Here in Copenhagen, agreeing on some principles of climate finance, at least in very basic form, is at last becoming a priority. Last week, after announcing EU money for a climate change fast start fund, German Chancellor Angela Merkel acknowledged that developing countries would only enter into a climate agreement if sufficient money was committed by developed countries: “This is the biggest headache to me.”
And last Thursday, billionaire George Soros proposed using IMF Special Drawing Rights to leverage over $100bn for mitigation and adaptation in developing countries, with the investments eventually to be recouped by the IMF. This has the attraction that the SDRs are already there – they do not require transfers from taxpayer funds. But this proposal for a fairly radical shift in what the IMF does has not attracted much attention at the COP.

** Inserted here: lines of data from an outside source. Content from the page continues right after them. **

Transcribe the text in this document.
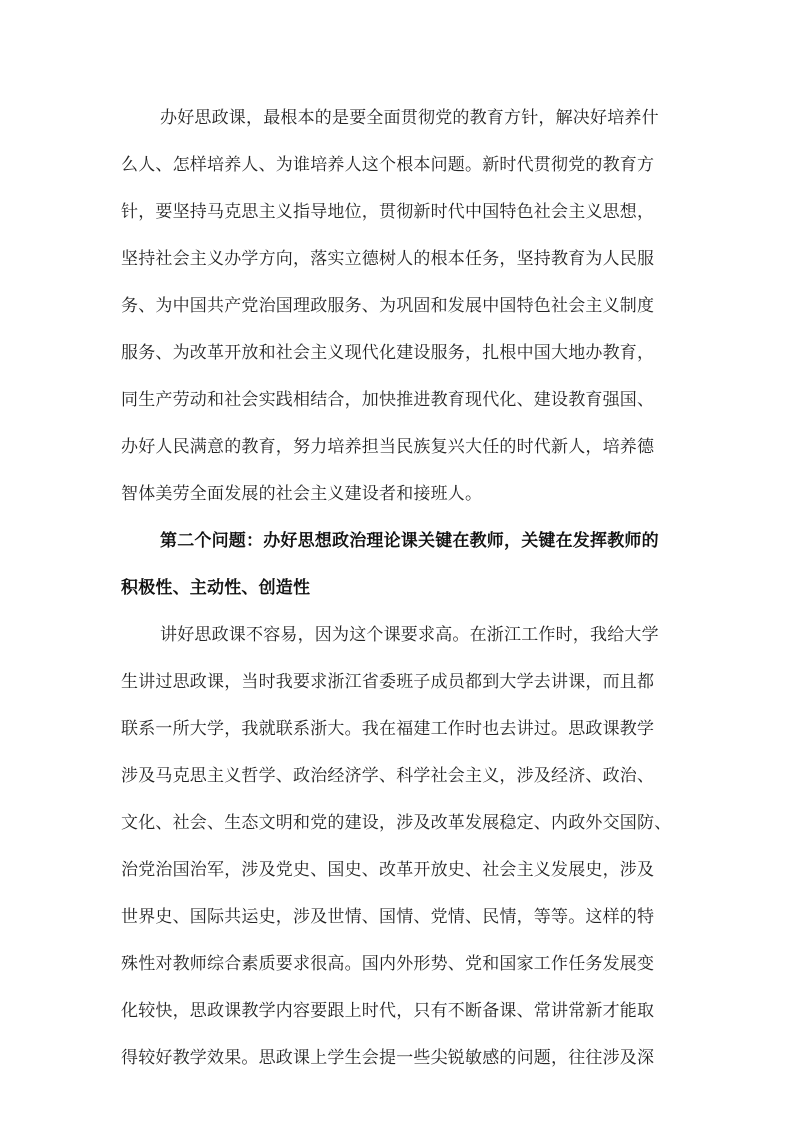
办好思政课，最根本的是要全面贯彻党的教育方针，解决好培养什
么人、怎样培养人、为谁培养人这个根本问题。新时代贯彻党的教育方
针，要坚持马克思主义指导地位，贯彻新时代中国特色社会主义思想，
坚持社会主义办学方向，落实立德树人的根本任务，坚持教育为人民服
务、为中国共产党治国理政服务、为巩固和发展中国特色社会主义制度
服务、为改革开放和社会主义现代化建设服务，扎根中国大地办教育，
同生产劳动和社会实践相结合，加快推进教育现代化、建设教育强国、
办好人民满意的教育，努力培养担当民族复兴大任的时代新人，培养德
智体美劳全面发展的社会主义建设者和接班人。
第二个问题：办好思想政治理论课关键在教师，关键在发挥教师的
积极性、主动性、创造性
讲好思政课不容易，因为这个课要求高。在浙江工作时，我给大学
生讲过思政课，当时我要求浙江省委班子成员都到大学去讲课，而且都
联系一所大学，我就联系浙大。我在福建工作时也去讲过。思政课教学
涉及马克思主义哲学、政治经济学、科学社会主义，涉及经济、政治、
文化、社会、生态文明和党的建设，涉及改革发展稳定、内政外交国防、
治党治国治军，涉及党史、国史、改革开放史、社会主义发展史，涉及
世界史、国际共运史，涉及世情、国情、党情、民情，等等。这样的特
殊性对教师综合素质要求很高。国内外形势、党和国家工作任务发展变
化较快，思政课教学内容要跟上时代，只有不断备课、常讲常新才能取
得较好教学效果。思政课上学生会提一些尖锐敏感的问题，往往涉及深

All agree a final political declaration will depend on the developed countries putting some public money on the table. Where the developed governments are starting to make commitments is to the fast start fund, which will fund projects (clean adaptation, clean technology and avoided deforestation projects) immediately and through 2012, when the potential successor to Kyoto would begin. The EU has now pledged €7.2 billion over those three years, although a portion of this is existing promises or will be reallocated from aid budgets, rather than new funding. The US and others expect to provide similar funds too.
But while symbolically important (and potentially a stepping stone to further commitments), the amounts now being discussed by developed country governments are nowhere near what is likely needed to limit warming to 2°C, nor are they commitments that will last beyond 2012. The UN and other respected independent sources estimate that €55-80 billion in additional international financing is needed annually over the period 2012- 2020 to curb emissions in developing countries, and an additional €10-20 billion annually for adaptation, for a total of €65-100 billion annually.

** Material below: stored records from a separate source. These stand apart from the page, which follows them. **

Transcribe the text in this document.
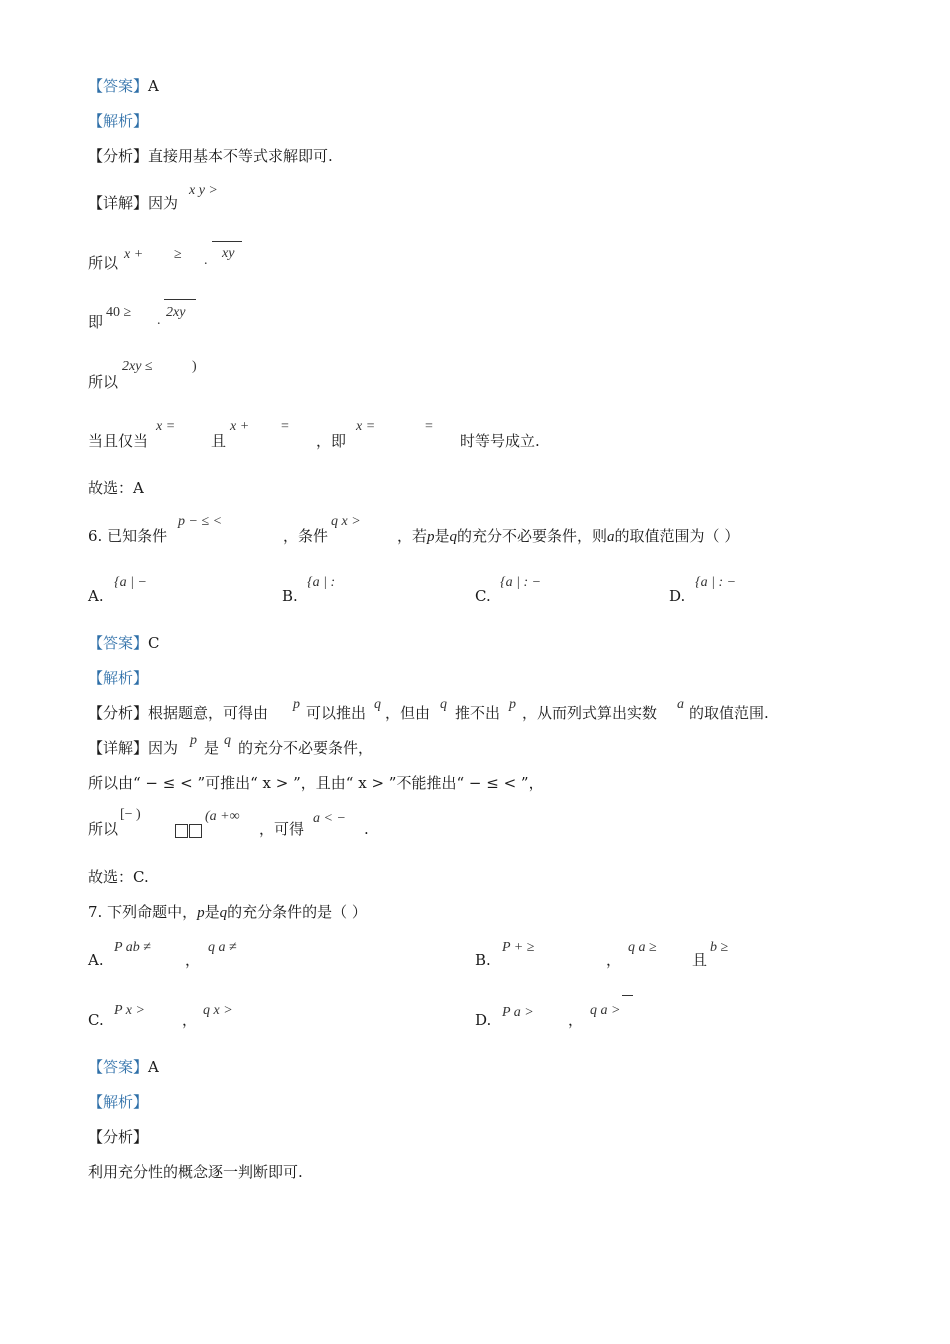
【答案】A
【解析】
【分析】直接用基本不等式求解即可.
【详解】因为
x y >
所以 x + ≥ . xy
即
40 ≥
.
2xy
所以
2xy ≤	)
当且仅当
x =
且
x + =
，即
x =	=
时等号成立.
故选：A
6. 已知条件
p − ≤ <
，条件
q x >
，若p是q的充分不必要条件，则a的取值范围为（ ）
A.
{a | −
B.
{a | :
C.
{a | : −
D.
{a | : −
【答案】C
【解析】
【分析】根据题意，可得由 p 可以推出 q ，但由 q 推不出 p ，从而列式算出实数 a 的取值范围.
【详解】因为 p 是 q 的充分不必要条件，
所以由“ − ≤ < ”可推出“ x > ”，且由“ x > ”不能推出“ − ≤ < ”，
所以
[− )	(a +∞
，可得
a < −
.
故选：C.
7. 下列命题中，p是q的充分条件的是（ ）
A.
P ab ≠
，
q a ≠
B.
P + ≥
，
q a ≥
且
b ≥
C.
P x >
，
q x >
D. P a > ，
q a >
【答案】A
【解析】
【分析】
利用充分性的概念逐一判断即可.
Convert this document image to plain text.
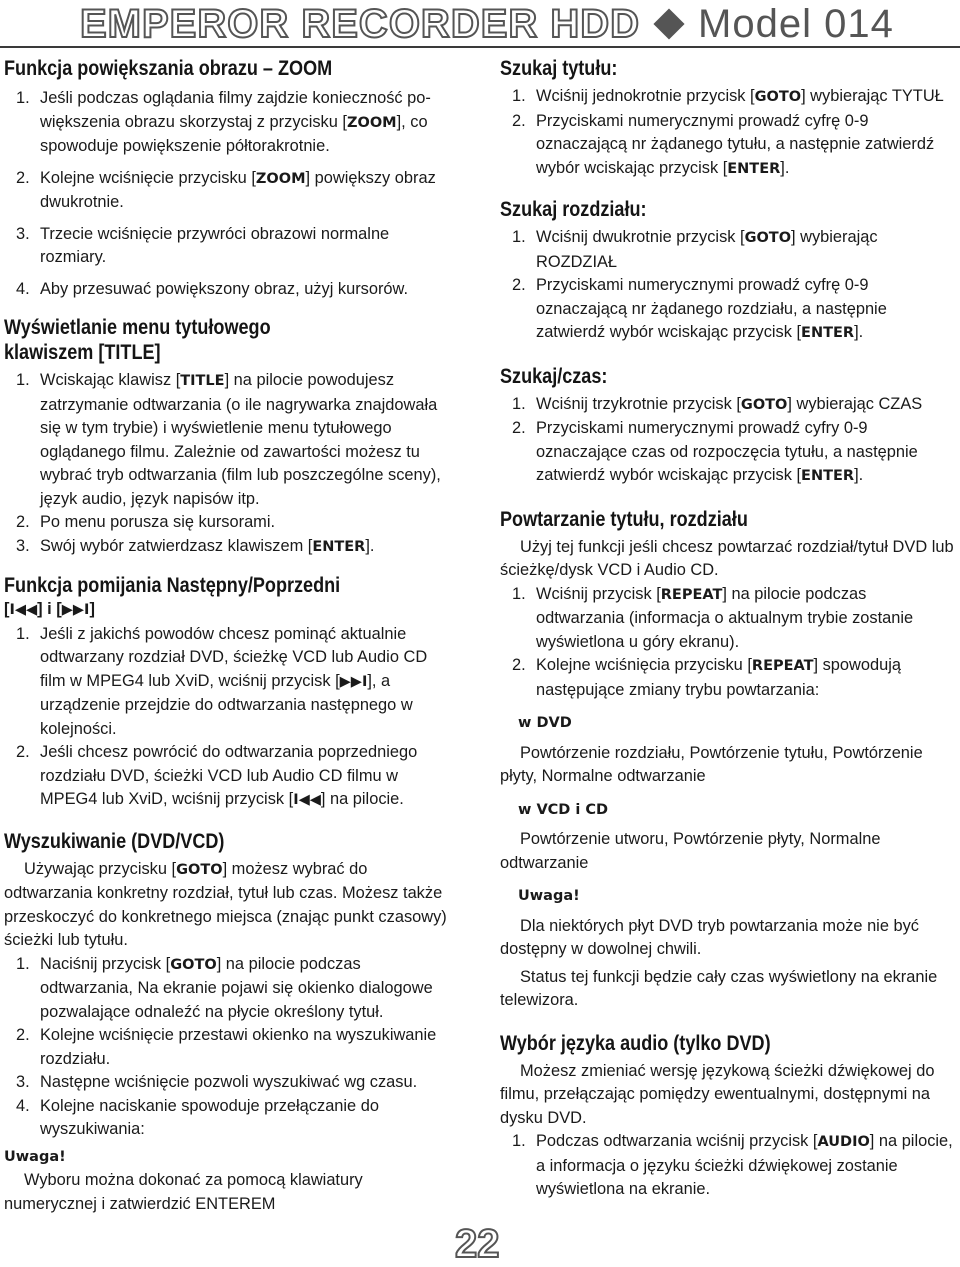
EMPEROR RECORDER HDD Model 014
Funkcja powiększania obrazu – ZOOM

1. Jeśli podczas oglądania filmy zajdzie konieczność po- większenia obrazu skorzystaj z przycisku [ZOOM], co spowoduje powiększenie półtorakrotnie.

2. Kolejne wciśnięcie przycisku [ZOOM] powiększy obraz dwukrotnie.

3. Trzecie wciśnięcie przywróci obrazowi normalne rozmiary.

4. Aby przesuwać powiększony obraz, użyj kursorów.

Wyświetlanie menu tytułowego
klawiszem [TITLE]

1. Wciskając klawisz [TITLE] na pilocie powodujesz zatrzymanie odtwarzania (o ile nagrywarka znajdowała się w tym trybie) i wyświetlenie menu tytułowego oglądanego filmu. Zależnie od zawartości możesz tu wybrać tryb odtwarzania (film lub poszczególne sceny), język audio, język napisów itp.

2. Po menu porusza się kursorami.

3. Swój wybór zatwierdzasz klawiszem [ENTER].

Funkcja pomijania Następny/Poprzedni

[I◀◀] i [▶▶I]

1. Jeśli z jakichś powodów chcesz pominąć aktualnie odtwarzany rozdział DVD, ścieżkę VCD lub Audio CD film w MPEG4 lub XviD, wciśnij przycisk [▶▶I], a urządzenie przejdzie do odtwarzania następnego w kolejności.

2. Jeśli chcesz powrócić do odtwarzania poprzedniego rozdziału DVD, ścieżki VCD lub Audio CD filmu w MPEG4 lub XviD, wciśnij przycisk [I◀◀] na pilocie.

Wyszukiwanie (DVD/VCD)

Używając przycisku [GOTO] możesz wybrać do odtwarzania konkretny rozdział, tytuł lub czas. Możesz także przeskoczyć do konkretnego miejsca (znając punkt czasowy) ścieżki lub tytułu.

1. Naciśnij przycisk [GOTO] na pilocie podczas odtwarzania, Na ekranie pojawi się okienko dialogowe pozwalające odnaleźć na płycie określony tytuł.

2. Kolejne wciśnięcie przestawi okienko na wyszukiwanie rozdziału.

3. Następne wciśnięcie pozwoli wyszukiwać wg czasu.

4. Kolejne naciskanie spowoduje przełączanie do wyszukiwania:

Uwaga!

Wyboru można dokonać za pomocą klawiatury numerycznej i zatwierdzić ENTEREM

Szukaj tytułu:

1. Wciśnij jednokrotnie przycisk [GOTO] wybierając TYTUŁ

2. Przyciskami numerycznymi prowadź cyfrę 0-9 oznaczającą nr żądanego tytułu, a następnie zatwierdź wybór wciskając przycisk [ENTER].

Szukaj rozdziału:

1. Wciśnij dwukrotnie przycisk [GOTO] wybierając ROZDZIAŁ

2. Przyciskami numerycznymi prowadź cyfrę 0-9 oznaczającą nr żądanego rozdziału, a następnie zatwierdź wybór wciskając przycisk [ENTER].

Szukaj/czas:

1. Wciśnij trzykrotnie przycisk [GOTO] wybierając CZAS

2. Przyciskami numerycznymi prowadź cyfry 0-9 oznaczające czas od rozpoczęcia tytułu, a następnie zatwierdź wybór wciskając przycisk [ENTER].

Powtarzanie tytułu, rozdziału

Użyj tej funkcji jeśli chcesz powtarzać rozdział/tytuł DVD lub ścieżkę/dysk VCD i Audio CD.

1. Wciśnij przycisk [REPEAT] na pilocie podczas odtwarzania (informacja o aktualnym trybie zostanie wyświetlona u góry ekranu).

2. Kolejne wciśnięcia przycisku [REPEAT] spowodują następujące zmiany trybu powtarzania:

w DVD

Powtórzenie rozdziału, Powtórzenie tytułu, Powtórzenie płyty, Normalne odtwarzanie

w VCD i CD

Powtórzenie utworu, Powtórzenie płyty, Normalne odtwarzanie

Uwaga!

Dla niektórych płyt DVD tryb powtarzania może nie być dostępny w dowolnej chwili.

Status tej funkcji będzie cały czas wyświetlony na ekranie telewizora.

Wybór języka audio (tylko DVD)

Możesz zmieniać wersję językową ścieżki dźwiękowej do filmu, przełączając pomiędzy ewentualnymi, dostępnymi na dysku DVD.

1. Podczas odtwarzania wciśnij przycisk [AUDIO] na pilocie, a informacja o języku ścieżki dźwiękowej zostanie wyświetlona na ekranie.

22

Much of the needed finance—perhaps €50-70 billion annually—will have to come from public sources, including bilateral ODA, domestic emissions allowance auctions, World Bank and other multilateral programs, and international levies on marine and aviation sectors and perhaps a tax on international financial transactions.

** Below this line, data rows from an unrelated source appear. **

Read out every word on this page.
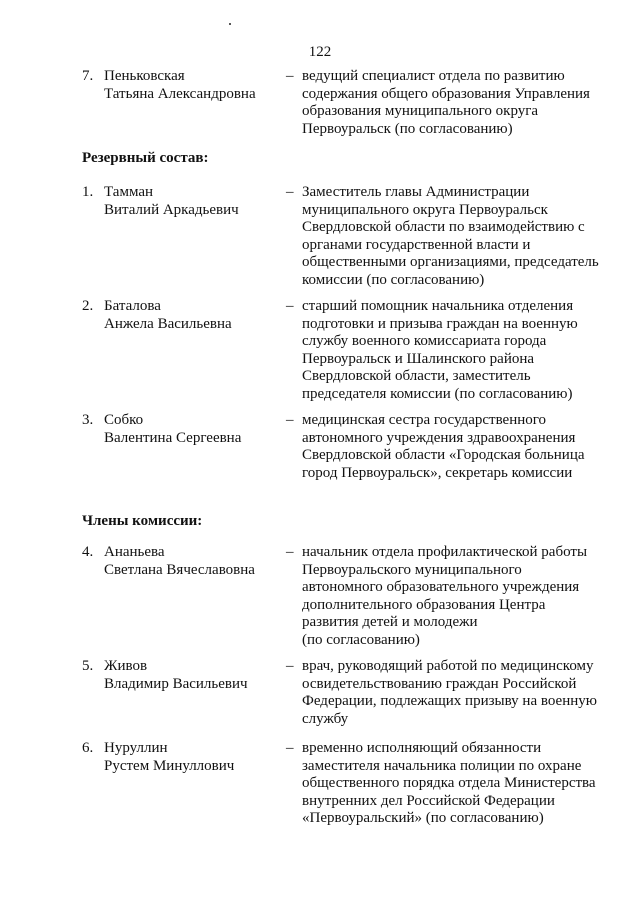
122
7. Пеньковская
Татьяна Александровна
– ведущий специалист отдела по развитию
содержания общего образования Управления
образования муниципального округа
Первоуральск (по согласованию)
Резервный состав:
1. Тамман
Виталий Аркадьевич
– Заместитель главы Администрации
муниципального округа Первоуральск
Свердловской области по взаимодействию с
органами государственной власти и
общественными организациями, председатель
комиссии (по согласованию)
2. Баталова
Анжела Васильевна
– старший помощник начальника отделения
подготовки и призыва граждан на военную
службу военного комиссариата города
Первоуральск и Шалинского района
Свердловской области, заместитель
председателя комиссии (по согласованию)
3. Собко
Валентина Сергеевна
– медицинская сестра государственного
автономного учреждения здравоохранения
Свердловской области «Городская больница
город Первоуральск», секретарь комиссии
Члены комиссии:
4. Ананьева
Светлана Вячеславовна
– начальник отдела профилактической работы
Первоуральского муниципального
автономного образовательного учреждения
дополнительного образования Центра
развития детей и молодежи
(по согласованию)
5. Живов
Владимир Васильевич
– врач, руководящий работой по медицинскому
освидетельствованию граждан Российской
Федерации, подлежащих призыву на военную
службу
6. Нуруллин
Рустем Минуллович
– временно исполняющий обязанности
заместителя начальника полиции по охране
общественного порядка отдела Министерства
внутренних дел Российской Федерации
«Первоуральский» (по согласованию)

Private finance would have to supply the balance: €15-30 billion annually. It will largely be generated through the international carbon markets, in which regulated entities in developed countries purchase emissions reduction credits from verified reducers in developing countries. Up to this point in the negotiations, developing countries had been very hesitant to include private finance in the funding mix. However, the AWG-LCA Chair’s most recent draft text includes recognition that private finance should play some role (and that part of the text is not in square brackets). This is a significant and important shift because AWG-LCA (Ad Hoc Working Group on Long-term Cooperative Action) is where most of the negotiating is happening right now.
There is very little detail yet in the negotiating texts on the institutions necessary to coordinate, deliver, and govern these funds, or on MRV arrangements for donors (which currently seem unlikely to be very robust). Some vital topics, such as finance leveraging, are not even on the table.
Leveraging—achieving more reductions per unit of finance than would be achieved through awarding one credit for every unit of emissions reduction (e.g. for every tonne or carbon equivalent)—is essential if the available funds are ever to be scaled up to the necessary levels of finance to adequately curb emissions without blocking low-carbon development.
Leveraging of public financing can take a number of forms: low-interest loan guarantees or concessionary debt in which loans for low-carbon growth are given to developing countries below commercial rates; developed country funds could be used as collateral to secure developing country loans; provision of investment insurance or export credit provided by domestic or international public agencies, to minimize risk for private investors in developing country mitigation projects; or arrangements to catalyze technology transfers, which may include domestic tax or fiscal incentives to developed country manufacturers/patent holders.
In the case of private funding, leveraging might take new forms. Two likely techniques are:
1. Intermediary carbon banks would purchase reductions in developing countries at prices approximating the marginal costs of producing them. The banks would then sell the reductions at the market price that credit offsets command in developed countries—quite often a large spread—with the difference used to purchase additional reductions for the benefit of the climate system, or development goals.
2. Credit Discounting would require, for example, that 1.25 offset credits have to be surrendered to offset 1 unit of domestic emissions by regulated sources. This mechanism is found in the Waxman-Markey bill that passed the U.S. House.
But as we said above leveraging options, including arrangements that use public and private funds to leverage each other, are not on the table for serious discussion in Copenhagen. Unfortunately, that discussion is dominated by the issue of the magnitude of financing, but some basic approaches to MRV and climate finance institutions are being negotiated. We will write tomorrow on institutions that might overcome the basic lack of trust most developing countries feel in the prospects that adequate finance will actually flow to their domestic mitigation projects or programs.